- Concerns about the current state of the European commercial real estate market are on the rise.
- Investors fear that this is the next sector to implode after the recent banking crisis.
- If the so-called fatal loop occurs, a possible bank run would send the real estate sector into recession.
The health of Europe’s commercial real estate market is a concern for some investors, who fear that this sector could be the next to implode after the banking crisis in March.
Following aggressive interest rate hikes by the European Central Bank, the cost of borrowing rose substantially. This contributed to depressing sector valuations that were at very high levels for years while bond yields were low.
Fears of a doomsday loop are based on the recent collapse of Silicon Valley Bank and the closure of Signature Bank in the United States, along with the emergency bailout of Credit Suisse. If so, a potential bank run could trigger a recession in the sector.
“Clear signs of vulnerability”
In early April, the ECB warned that there are “clear signs of vulnerability” in the European real estate sector. Its projections are based on “declining market liquidity and price corrections.”
The European issuer said that further restrictions on commercial property funds were necessary in order to reduce the risks of a liquidity shortage crisis.

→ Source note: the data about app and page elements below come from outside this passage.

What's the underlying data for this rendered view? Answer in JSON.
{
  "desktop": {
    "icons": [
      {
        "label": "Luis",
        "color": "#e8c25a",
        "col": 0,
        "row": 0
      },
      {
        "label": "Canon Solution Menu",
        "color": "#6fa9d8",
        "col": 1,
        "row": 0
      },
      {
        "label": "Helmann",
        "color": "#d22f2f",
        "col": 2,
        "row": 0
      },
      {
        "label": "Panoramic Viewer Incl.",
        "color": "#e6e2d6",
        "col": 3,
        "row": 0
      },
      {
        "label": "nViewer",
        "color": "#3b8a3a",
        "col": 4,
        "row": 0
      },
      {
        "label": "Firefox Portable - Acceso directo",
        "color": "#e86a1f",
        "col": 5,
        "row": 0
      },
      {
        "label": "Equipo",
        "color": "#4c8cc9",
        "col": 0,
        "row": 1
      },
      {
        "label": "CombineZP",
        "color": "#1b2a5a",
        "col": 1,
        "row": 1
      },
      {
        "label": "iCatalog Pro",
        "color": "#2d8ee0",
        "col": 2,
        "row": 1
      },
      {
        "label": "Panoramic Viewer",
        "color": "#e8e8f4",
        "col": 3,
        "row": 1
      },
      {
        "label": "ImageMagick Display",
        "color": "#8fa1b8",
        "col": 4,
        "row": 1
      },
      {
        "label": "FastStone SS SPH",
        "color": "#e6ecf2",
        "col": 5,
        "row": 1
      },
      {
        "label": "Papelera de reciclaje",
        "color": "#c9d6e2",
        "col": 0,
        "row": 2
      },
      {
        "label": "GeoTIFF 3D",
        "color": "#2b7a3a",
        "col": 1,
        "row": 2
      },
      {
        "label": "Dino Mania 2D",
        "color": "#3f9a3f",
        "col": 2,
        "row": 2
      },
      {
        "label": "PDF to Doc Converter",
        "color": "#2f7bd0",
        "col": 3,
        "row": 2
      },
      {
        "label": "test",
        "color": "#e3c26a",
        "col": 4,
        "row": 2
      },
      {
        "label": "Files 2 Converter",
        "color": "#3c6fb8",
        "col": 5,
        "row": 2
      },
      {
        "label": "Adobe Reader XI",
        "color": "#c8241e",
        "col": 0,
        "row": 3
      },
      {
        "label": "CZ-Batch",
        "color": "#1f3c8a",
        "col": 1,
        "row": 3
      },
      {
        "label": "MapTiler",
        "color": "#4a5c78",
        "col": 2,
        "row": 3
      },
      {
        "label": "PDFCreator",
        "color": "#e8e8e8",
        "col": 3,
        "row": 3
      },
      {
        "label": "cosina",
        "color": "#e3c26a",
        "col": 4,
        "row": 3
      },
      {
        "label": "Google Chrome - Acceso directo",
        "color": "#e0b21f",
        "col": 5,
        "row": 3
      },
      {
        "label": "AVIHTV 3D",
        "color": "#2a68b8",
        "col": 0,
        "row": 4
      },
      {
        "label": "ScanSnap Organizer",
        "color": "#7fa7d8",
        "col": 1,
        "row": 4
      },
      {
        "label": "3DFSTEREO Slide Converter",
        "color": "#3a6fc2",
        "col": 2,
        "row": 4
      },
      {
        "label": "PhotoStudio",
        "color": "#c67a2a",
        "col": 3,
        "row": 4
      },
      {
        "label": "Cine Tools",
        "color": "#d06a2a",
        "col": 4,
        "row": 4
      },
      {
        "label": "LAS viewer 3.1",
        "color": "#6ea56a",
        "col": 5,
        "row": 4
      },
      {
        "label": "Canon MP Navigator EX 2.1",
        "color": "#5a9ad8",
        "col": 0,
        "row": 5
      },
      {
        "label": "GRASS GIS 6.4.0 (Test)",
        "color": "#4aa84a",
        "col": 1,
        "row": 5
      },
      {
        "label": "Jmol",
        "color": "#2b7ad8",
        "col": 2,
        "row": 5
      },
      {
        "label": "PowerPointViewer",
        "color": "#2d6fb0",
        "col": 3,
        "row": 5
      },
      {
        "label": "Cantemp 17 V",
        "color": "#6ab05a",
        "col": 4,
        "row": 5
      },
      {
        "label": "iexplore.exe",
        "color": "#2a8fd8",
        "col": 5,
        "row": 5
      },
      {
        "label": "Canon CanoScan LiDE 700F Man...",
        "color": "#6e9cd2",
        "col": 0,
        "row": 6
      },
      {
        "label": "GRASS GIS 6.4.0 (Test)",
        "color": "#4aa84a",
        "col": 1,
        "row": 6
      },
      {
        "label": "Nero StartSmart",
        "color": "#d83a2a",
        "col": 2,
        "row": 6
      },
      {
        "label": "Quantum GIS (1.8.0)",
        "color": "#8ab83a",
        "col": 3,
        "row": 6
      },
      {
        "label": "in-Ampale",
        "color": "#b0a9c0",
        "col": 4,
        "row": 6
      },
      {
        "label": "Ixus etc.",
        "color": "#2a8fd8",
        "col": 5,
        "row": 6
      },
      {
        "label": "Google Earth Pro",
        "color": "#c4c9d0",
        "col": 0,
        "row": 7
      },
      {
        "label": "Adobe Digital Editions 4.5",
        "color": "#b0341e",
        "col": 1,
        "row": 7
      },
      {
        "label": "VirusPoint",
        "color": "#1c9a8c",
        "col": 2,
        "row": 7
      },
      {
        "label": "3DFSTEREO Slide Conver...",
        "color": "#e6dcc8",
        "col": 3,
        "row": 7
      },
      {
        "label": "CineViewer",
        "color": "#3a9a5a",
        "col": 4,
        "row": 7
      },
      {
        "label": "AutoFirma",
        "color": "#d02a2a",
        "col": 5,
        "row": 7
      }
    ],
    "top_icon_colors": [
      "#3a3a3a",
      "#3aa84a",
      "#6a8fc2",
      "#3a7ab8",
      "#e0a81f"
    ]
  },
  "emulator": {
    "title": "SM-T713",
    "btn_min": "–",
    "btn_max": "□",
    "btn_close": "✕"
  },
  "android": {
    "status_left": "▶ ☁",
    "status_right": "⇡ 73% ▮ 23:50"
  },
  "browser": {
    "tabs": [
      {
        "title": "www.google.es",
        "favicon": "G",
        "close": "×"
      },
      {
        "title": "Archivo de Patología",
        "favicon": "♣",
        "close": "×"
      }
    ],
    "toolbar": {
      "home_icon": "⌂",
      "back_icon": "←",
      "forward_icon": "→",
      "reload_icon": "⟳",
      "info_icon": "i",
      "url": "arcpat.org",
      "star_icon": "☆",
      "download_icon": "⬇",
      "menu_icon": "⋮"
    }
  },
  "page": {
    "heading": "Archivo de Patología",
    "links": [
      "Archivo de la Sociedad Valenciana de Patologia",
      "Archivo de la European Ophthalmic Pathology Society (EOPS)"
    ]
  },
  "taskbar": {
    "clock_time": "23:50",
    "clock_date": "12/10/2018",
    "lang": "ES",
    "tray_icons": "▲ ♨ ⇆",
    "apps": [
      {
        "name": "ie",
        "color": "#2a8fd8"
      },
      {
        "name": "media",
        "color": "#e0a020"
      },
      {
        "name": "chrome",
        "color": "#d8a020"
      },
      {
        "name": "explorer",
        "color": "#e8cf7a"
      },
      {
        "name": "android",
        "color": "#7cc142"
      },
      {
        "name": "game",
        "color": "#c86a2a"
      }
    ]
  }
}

European funds that had made direct investments in real estate recorded outflows of £172 million ($215.4 million) in February, according to data from Morningstar Direct. This compares with inflows of almost £300 million in January.
For Citi analysts, European real estate stocks could fall between 20% and 40% this year and next, as a result of the impact of rising interest rates. It is even estimated that the fall in the riskiest commercial real estate sector could be 50% by 2024, the bank said.
“One thing I would not overlook is a downturn in real estate, both for individuals and commercial real estate, where we see downward pressure in both the U.S. and Europe,” European Stability Mechanism managing director Pierre Gramegna said this week, as quoted by CNBC.
Fears about office space
As for the office segment, which is considered one of the most important areas of the real estate market, fears are not minor. A possible recession is not ruled out due to the change in remote or hybrid work patterns after the Covid 19 pandemic.
“People are concerned that back-to-office hasn’t really materialized, so there are too many vacancies, and yet there are also too many loans in that area,” argued Ben Emons, principal and senior strategist at investment manager NewEdge Wealth.
To try to look for clear clues as to what might happen, people look for information related to which banks have lent money, where they have directed their lending and which sector has been favored, Emons said.
This has only deepened concerns about banks that could be exposed to greater risk if there is a wave of nervous or forced selling leading to a downward spiral.
According to Goldman Sachs data, commercial real estate accounts for about 25% of U.S. banks’ loan books. Among smaller banks, which have been hardest hit by high interest rates, this figure rises to 65 %. Among European banks, on the other hand, the percentage is about 9%.
In March Capital Economics increased its forecast for a correction in the eurozone real estate sector from peak to trough of 12% to 20%. At these stretched valuations as the firm calls them, offices are expected to fare worse.
“We see this financial distress, or whatever you want to call it, as a catalyst for a deeper value adjustment than we previously expected,” said Capital Economics deputy chief property economist Kiran Raichura.
Risks in Europe are lower than in the U.S.
Not all analysts agree that there will necessarily be a recession, though. At least that is the view of the CEO of Spanish real estate company Inmobiliaria Colonial, Pere Viñolas Serra.
According to the also president of the European Association of Public Real Estate, in Europe the situation seems to be paradoxically strong.
The risk indicators for this to happen are the trend of return to the office, which in Europe is greater than in the U.S., the executive commented. While office “recovery” or occupancy rates in Europe have also been higher.
“The amazing thing is that the data shows it’s better than ever,” Vinolas noted. He added that “something totally different is happening in the U.S. versus Europe.”
Office availability rates on the European continent at the end of last year were 7%. This is substantially lower than the 19% in the U.S., says real estate advisor JLL. While in the case of Inmobiliaria Colonial, vacancy rates are currently lower, at 0.2% in Paris and 5% in Madrid.
“I’ve never seen that in my life. The data on occupancy rates are at the highest level,” Vinolas said.
For its part, JPMorgan also believes that fears of a U.S. recession spreading to Europe are overblown.
“Fundamentally, we believe any contagion from U.S. banks or U.S. CRE (commercial real estate) to their European peers is unwarranted, given the different sector dynamics,” the bank’s analysts said.
That’s not to say that uncertainty about the sector’s performance this and next year doesn’t exist, analysts said. One of the biggest concerns is the way financing from non-bank lenders has been concentrating.
So-called shadow banks have come into play following the imposition of tighter regulations on traditional banks, said Capital Economics senior property economist Matthew Pointon,
Before the 2008 global financial crisis, for example, traditional European banks offered loans of up to 80% of a property’s value. Today such loans are hardly ever more than 60%.